Repeating Deadly Sins

car industry deadly sins

The auto industry has always been cyclical and anybody in the business for over a decade knows this.  In fact, 2016 ended the longest year-over-year growth in history.  Of course that streak started in 2008 when the financial crash happened.  What you do not want are cyclical mistakes and that seems to be the direction we are headed.

 Automakers Have Short Memories 

It was only 8 years ago that the CEOs of Chrysler, General Motors, and Ford took three private jets to Washington to beg for a government bailout.  Ultimately, Chrysler and General Motors filed for a “controlled bankruptcy” and Ford was able to avoid it through some very intelligent moves by then-CEO Alan Mulally.   

There is essentially nobody left who remembers what got them in trouble.

One problem in the auto industry is although everything crashed not all that long ago, all the executives who were in the position of making decisions are gone.  So are many of their underlings, so there is essentially nobody left who remembers what got them in trouble.

 What Lead To The Issues? 

There were a lot of mistakes made by automakers, not just the Detroit Three.  One of the big ones was trying to outrun a declining market, meaning the automakers just kept building vehicles, shoving them down the dealers’ throats, and pouring on huge incentives.  This caused a massive cash burn that was insurmountable.

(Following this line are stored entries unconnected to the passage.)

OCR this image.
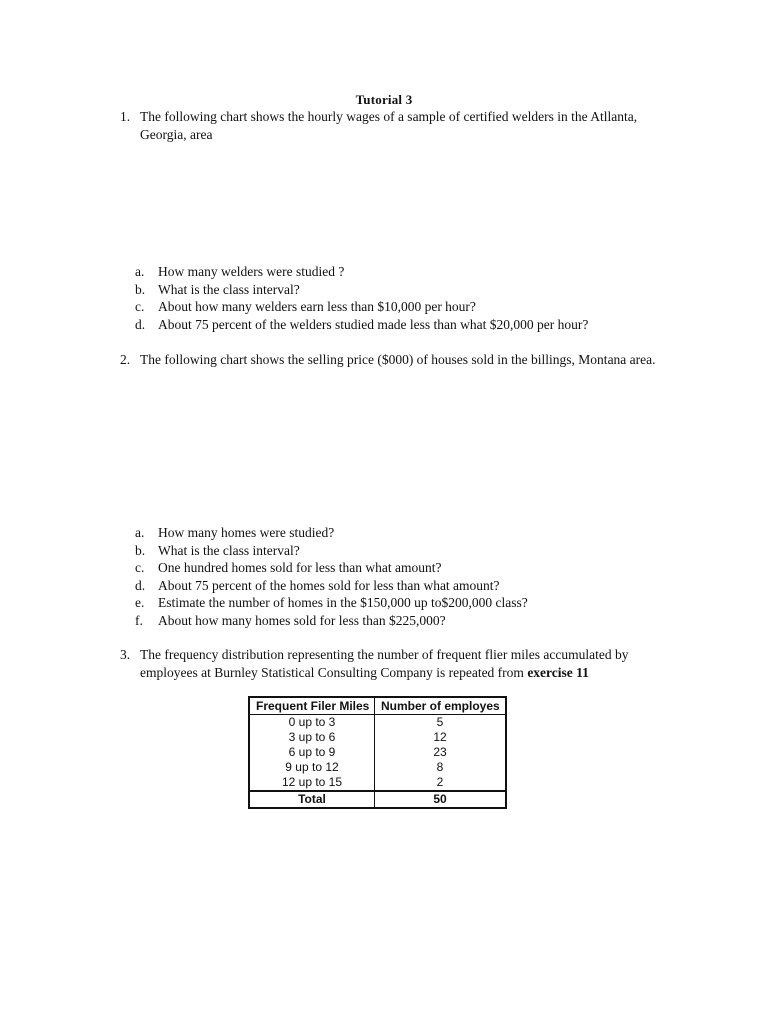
Tutorial 3
1. The following chart shows the hourly wages of a sample of certified welders in the Atllanta, Georgia, area
a. How many welders were studied ?
b. What is the class interval?
c. About how many welders earn less than $10,000 per hour?
d. About 75 percent of the welders studied made less than what $20,000 per hour?
2. The following chart shows the selling price ($000) of houses sold in the billings, Montana area.
a. How many homes were studied?
b. What is the class interval?
c. One hundred homes sold for less than what amount?
d. About 75 percent of the homes sold for less than what amount?
e. Estimate the number of homes in the $150,000 up to$200,000 class?
f. About how many homes sold for less than $225,000?
3. The frequency distribution representing the number of frequent flier miles accumulated by employees at Burnley Statistical Consulting Company is repeated from exercise 11
Frequent Filer Miles	Number of employes
0 up to 3	5
3 up to 6	12
6 up to 9	23
9 up to 12	8
12 up to 15	2
Total	50
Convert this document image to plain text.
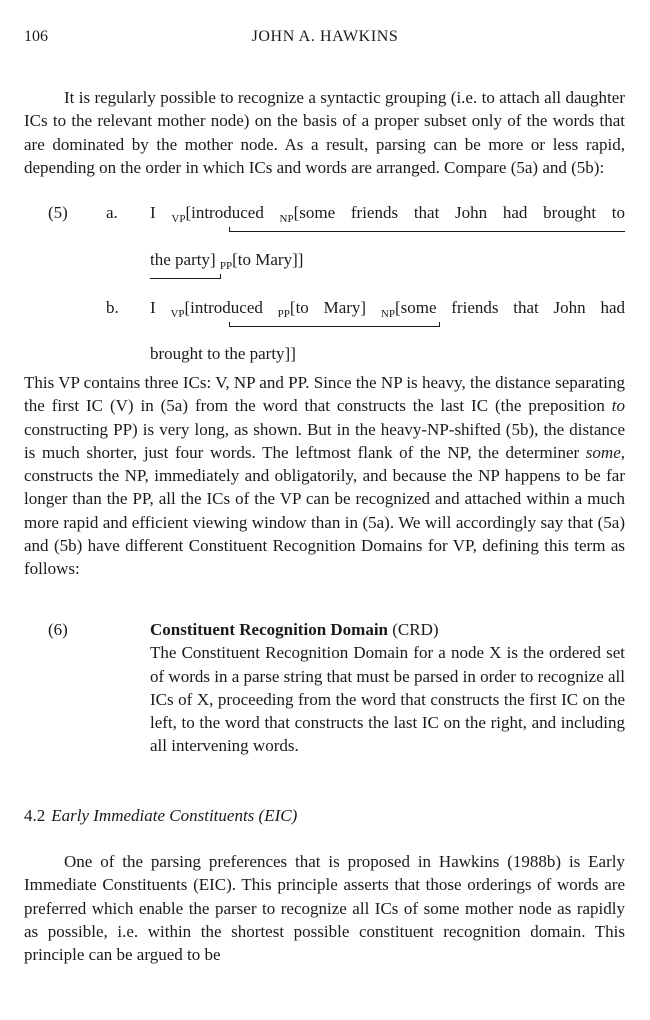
106	JOHN A. HAWKINS

It is regularly possible to recognize a syntactic grouping (i.e. to attach all daughter ICs to the relevant mother node) on the basis of a proper subset only of the words that are dominated by the mother node. As a result, parsing can be more or less rapid, depending on the order in which ICs and words are arranged. Compare (5a) and (5b):

(5) a. I $_{VP}$[introduced $_{NP}$[some friends that John had brought to
the party] $_{PP}$[to Mary]]
b. I $_{VP}$[introduced $_{PP}$[to Mary] $_{NP}$[some friends that John had
brought to the party]]

This VP contains three ICs: V, NP and PP. Since the NP is heavy, the distance separating the first IC (V) in (5a) from the word that constructs the last IC (the preposition to constructing PP) is very long, as shown. But in the heavy-NP-shifted (5b), the distance is much shorter, just four words. The leftmost flank of the NP, the determiner some, constructs the NP, immediately and obligatorily, and because the NP happens to be far longer than the PP, all the ICs of the VP can be recognized and attached within a much more rapid and efficient viewing window than in (5a). We will accordingly say that (5a) and (5b) have different Constituent Recognition Domains for VP, defining this term as follows:

(6)	Constituent Recognition Domain (CRD)
The Constituent Recognition Domain for a node X is the ordered set of words in a parse string that must be parsed in order to recognize all ICs of X, proceeding from the word that constructs the first IC on the left, to the word that constructs the last IC on the right, and including all intervening words.

4.2 Early Immediate Constituents (EIC)

One of the parsing preferences that is proposed in Hawkins (1988b) is Early Immediate Constituents (EIC). This principle asserts that those orderings of words are preferred which enable the parser to recognize all ICs of some mother node as rapidly as possible, i.e. within the shortest possible constituent recognition domain. This principle can be argued to be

Not only were the car companies out of money, so were the captive finance arms, like Chrysler Credit, GMAC, and Ford Motor Credit.  This caused all sorts of problems getting people financed, especially during the Cash for Clunkers program initiated by the government.

Another crippling factor for the auto industry was the overwhelming cost of health insurance, retirement plans, and for the Detroit Three, United Auto Worker wages.  In 2006, the total compensation of a UAW worker at Ford, GM, and Chrysler ranged from $70 per hour to $75 per hour.  At Honda and Toyota, it was $48.

 So Where Do Things Stand In 2017 

I am seeing some of the same mistakes this year that I saw back in the late 2000s.  Inventories at dealerships are ballooning, and here we go with massive incentives again.  Incentive spending just last month was $3550 per vehicle sold in the United States.  Remember, a good number of vehicles have no incentives, so some were double that amount.  Even Subaru, which doesn’t rely on incentives is spending 60% more to sell vehicles through the first six months of 2017.

I am seeing some of the same mistakes this year that I saw back in the late 2000s.

Last month, Hyundai and Kia both spent 25% more on incentives than they did in June 2016.  GM spent over $4300 per vehicle last month, Ford and Nissan both spent $4100, Fiat Chrysler spent almost $4400 per vehicle, even Mercedes spent $4450 per car.  Only BMW has cut back to $4150 per car versus $5400 per car last June.

 Longer Term Loans 

For me, the biggest looming disaster for the auto industry is long-term loans.  While the price of vehicles continues to rise, people are stretching out loans to keep the payments affordable.  The average price of a car in June 2017 was almost $33,000, and the average loan amount was over $31,000.

Most alarming, the average loan term was a whopping 69.3 months.  So, people buying cars today are signing contracts that are not paid off until April 2023.  They are also signing up for payments that are $517 per month, an all-time high average.  That is great unless something causes gas to shoot to $4 per gallon.

For me, the biggest looming disaster for the auto industry is long-term loans.

What do the longer-term loans mean for the auto industry?  It means it is going to take a lot longer for people to be in position to trade vehicles.  Some automakers are even offering cut-rate interest rates on 84-month loans, which to me is suicidal.  A few of the car companies, like Toyota, continue to put the bulk of incentive spending on short-term leases, which puts customers in a position to trade much sooner.

 In Conclusion 

2016 was the best year ever for the auto industry, but all streaks end sometime, and it looks like 2017 will be the year to break it. I think there will still be over 17 million vehicles sold, which is a solid year.  However, the incentive spending is making this year look better than it really is.

If I were running a car company today, I would study everything that happened in 2008 and 2009 to see what mistakes were made and make sure those are not repeated.